Shower thoughts: Since virtually every C/C++ program relies on undefined behavior somewhere (e.g. dlsym casts between void */void (*)(), BSD sockets), there have basically never been miscompilation bugs in the wild, technically speaking.
this is funny but the actual situation is also funny: all real C and C++ applications are written in a non-standardized, undocumented programming language that closely resembles standard C and C++ but has less undefined behavior
It's mostly that, but it happens the other way around to some extent too.

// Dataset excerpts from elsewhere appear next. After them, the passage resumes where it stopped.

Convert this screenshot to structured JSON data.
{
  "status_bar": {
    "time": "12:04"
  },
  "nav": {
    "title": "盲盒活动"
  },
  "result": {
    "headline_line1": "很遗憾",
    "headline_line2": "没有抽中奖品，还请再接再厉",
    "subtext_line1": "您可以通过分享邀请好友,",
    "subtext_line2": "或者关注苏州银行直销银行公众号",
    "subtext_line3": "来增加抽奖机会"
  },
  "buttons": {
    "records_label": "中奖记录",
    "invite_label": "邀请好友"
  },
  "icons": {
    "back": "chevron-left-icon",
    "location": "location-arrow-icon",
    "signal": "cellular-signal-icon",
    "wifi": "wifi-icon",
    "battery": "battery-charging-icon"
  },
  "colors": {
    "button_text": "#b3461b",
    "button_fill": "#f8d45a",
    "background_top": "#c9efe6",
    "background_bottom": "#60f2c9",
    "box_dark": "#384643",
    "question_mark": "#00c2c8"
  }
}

Compilers sometimes decide they should be able to do something and the standard is overly permissive. Then, eventually, maybe the standard gets aligned to what compilers actually felt like doing.
I have some examples. I'd need to think about it to actually list some of them out.

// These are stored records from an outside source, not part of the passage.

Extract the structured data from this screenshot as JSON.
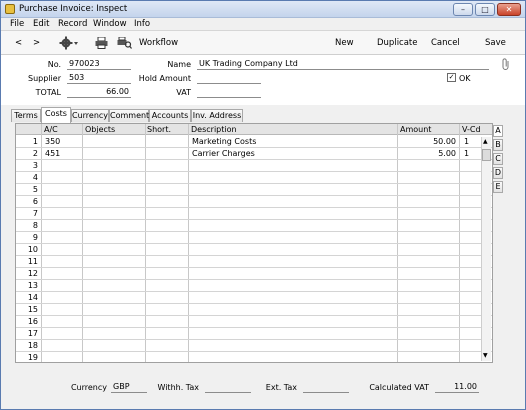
{
  "window": {
    "title": "Purchase Invoice: Inspect",
    "minimize": "–",
    "maximize": "□",
    "close": "✕"
  },
  "menu": [
    "File",
    "Edit",
    "Record",
    "Window",
    "Info"
  ],
  "toolbar": {
    "back": "<",
    "forward": ">",
    "workflow": "Workflow",
    "new": "New",
    "duplicate": "Duplicate",
    "cancel": "Cancel",
    "save": "Save"
  },
  "header": {
    "no_label": "No.",
    "no_value": "970023",
    "name_label": "Name",
    "name_value": "UK Trading Company Ltd",
    "supplier_label": "Supplier",
    "supplier_value": "503",
    "hold_label": "Hold Amount",
    "hold_value": "",
    "ok_label": "OK",
    "ok_checked": true,
    "total_label": "TOTAL",
    "total_value": "66.00",
    "vat_label": "VAT",
    "vat_value": ""
  },
  "tabs": [
    "Terms",
    "Costs",
    "Currency",
    "Comment",
    "Accounts",
    "Inv. Address"
  ],
  "active_tab": "Costs",
  "grid": {
    "columns": [
      "A/C",
      "Objects",
      "Short.",
      "Description",
      "Amount",
      "V-Cd"
    ],
    "rows": [
      {
        "n": "1",
        "ac": "350",
        "objects": "",
        "short": "",
        "desc": "Marketing Costs",
        "amount": "50.00",
        "vcd": "1"
      },
      {
        "n": "2",
        "ac": "451",
        "objects": "",
        "short": "",
        "desc": "Carrier Charges",
        "amount": "5.00",
        "vcd": "1"
      },
      {
        "n": "3"
      },
      {
        "n": "4"
      },
      {
        "n": "5"
      },
      {
        "n": "6"
      },
      {
        "n": "7"
      },
      {
        "n": "8"
      },
      {
        "n": "9"
      },
      {
        "n": "10"
      },
      {
        "n": "11"
      },
      {
        "n": "12"
      },
      {
        "n": "13"
      },
      {
        "n": "14"
      },
      {
        "n": "15"
      },
      {
        "n": "16"
      },
      {
        "n": "17"
      },
      {
        "n": "18"
      },
      {
        "n": "19"
      }
    ]
  },
  "side_tabs": [
    "A",
    "B",
    "C",
    "D",
    "E"
  ],
  "active_side_tab": "A",
  "footer": {
    "currency_label": "Currency",
    "currency_value": "GBP",
    "withh_label": "Withh. Tax",
    "withh_value": "",
    "ext_label": "Ext. Tax",
    "ext_value": "",
    "calc_vat_label": "Calculated VAT",
    "calc_vat_value": "11.00"
  }
}
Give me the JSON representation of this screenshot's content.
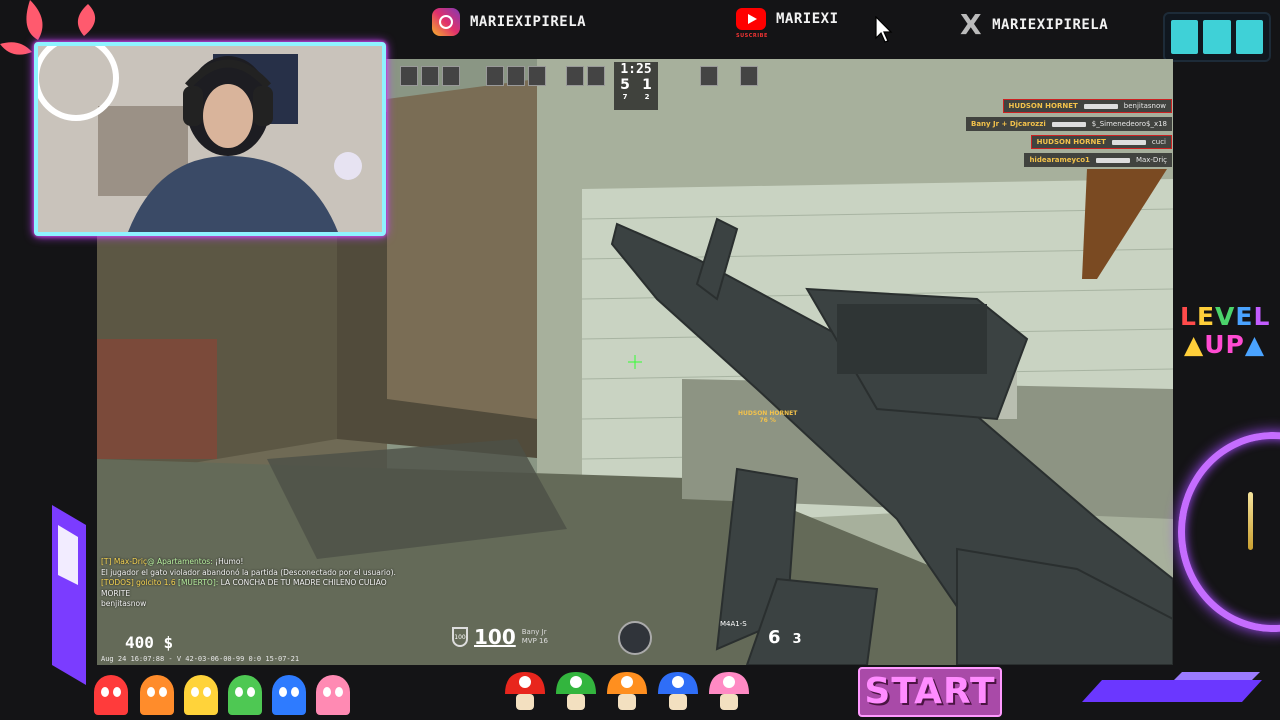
{
  "socials": {
    "instagram": "MARIEXIPIRELA",
    "youtube": "MARIEXI",
    "youtube_sub": "SUSCRIBE",
    "x": "MARIEXIPIRELA"
  },
  "hud": {
    "timer": "1:25",
    "score_ct": "5",
    "score_t": "1",
    "sub_ct": "7",
    "sub_t": "2",
    "money": "400 $",
    "health": "100",
    "armor": "100",
    "player_name": "Bany Jr",
    "player_sub": "MVP 16",
    "weapon": "M4A1-S",
    "ammo_clip": "6",
    "ammo_reserve": "3",
    "timestamp": "Aug 24 16:07:88 - V 42-03-06-00-99 0:0 15-07-21",
    "target_name": "HUDSON HORNET",
    "target_hp": "76 %"
  },
  "killfeed": [
    {
      "killer": "HUDSON HORNET",
      "victim": "benjitasnow",
      "highlight": true
    },
    {
      "killer": "Bany Jr + Djcarozzi",
      "victim": "$_Simenedeoro$_x18",
      "highlight": false
    },
    {
      "killer": "HUDSON HORNET",
      "victim": "cuci",
      "highlight": true
    },
    {
      "killer": "hidearameyco1",
      "victim": "Max-Driç",
      "highlight": false
    }
  ],
  "chat": [
    {
      "prefix": "[T] Max-Driç",
      "tag": "@ Apartamentos:",
      "text": " ¡Humo!"
    },
    {
      "prefix": "",
      "tag": "",
      "text": "El jugador el gato violador abandonó la partida (Desconectado por el usuario)."
    },
    {
      "prefix": "[TODOS] golcito 1.6",
      "tag": " [MUERTO]:",
      "text": " LA CONCHA DE TU MADRE CHILENO CULIAO"
    },
    {
      "prefix": "",
      "tag": "",
      "text": "MORITE"
    },
    {
      "prefix": "",
      "tag": "",
      "text": "benjitasnow"
    }
  ],
  "overlay": {
    "level_top": "LEVEL",
    "level_bottom": "UP",
    "start_label": "START"
  },
  "colors": {
    "neon_cyan": "#8ff3ff",
    "neon_purple": "#c56dff",
    "hud_yellow": "#f3c24b",
    "blocks_teal": "#3fd1d7"
  }
}
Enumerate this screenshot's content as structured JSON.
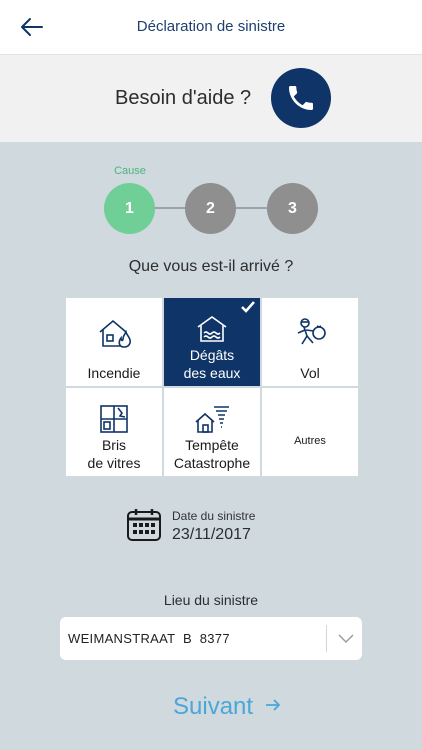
{
  "header": {
    "title": "Déclaration de sinistre"
  },
  "help": {
    "text": "Besoin d'aide ?"
  },
  "stepper": {
    "caption": "Cause",
    "steps": [
      "1",
      "2",
      "3"
    ],
    "current": 1
  },
  "question": "Que vous est-il arrivé ?",
  "causes": [
    {
      "label_lines": [
        "Incendie"
      ],
      "icon": "house-fire-icon",
      "selected": false
    },
    {
      "label_lines": [
        "Dégâts",
        "des eaux"
      ],
      "icon": "water-damage-icon",
      "selected": true
    },
    {
      "label_lines": [
        "Vol"
      ],
      "icon": "thief-icon",
      "selected": false
    },
    {
      "label_lines": [
        "Bris",
        "de vitres"
      ],
      "icon": "broken-glass-icon",
      "selected": false
    },
    {
      "label_lines": [
        "Tempête",
        "Catastrophe"
      ],
      "icon": "storm-icon",
      "selected": false
    },
    {
      "label_lines": [
        "Autres"
      ],
      "icon": null,
      "selected": false
    }
  ],
  "date": {
    "label": "Date du sinistre",
    "value": "23/11/2017"
  },
  "lieu": {
    "label": "Lieu du sinistre",
    "value": "WEIMANSTRAAT  B  8377"
  },
  "next": {
    "label": "Suivant"
  },
  "colors": {
    "navy": "#0e3468",
    "step_active": "#6fcf97",
    "step_inactive": "#8f8f8f",
    "accent": "#4aa7d8",
    "background": "#cfd9de"
  }
}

Happens with the standard library pretty commonly too, even with the most basic APIs like malloc/realloc/free.
It's often the kind of stuff they deal with via defect reports.
The malloc stuff is what I've had to deal with myself. They've gone back and forth about whether certain things are allowed and how they're defined, like realloc with size 0, aligned_alloc with an alignment that's not a multiple of the size and several other things for those.
Does realloc(p, 0) do the equivalent of malloc(0) and then frees p if successful? Does it simply free p? Is it undefined? Who even knows anymore, because they changed it too many times (literally at least 3 times) and while I think it's undefined now it's very commonly used...
There are some good examples in http://open-std.org/jtc1/sc22/wg14/www/docs/summary.htm… and other defect reports / resolutions.
It's quite annoying in between the DR changing it and the next C standard shipping that new wording because the implementations seem to largely ignore DRs resolving stuff afterwards.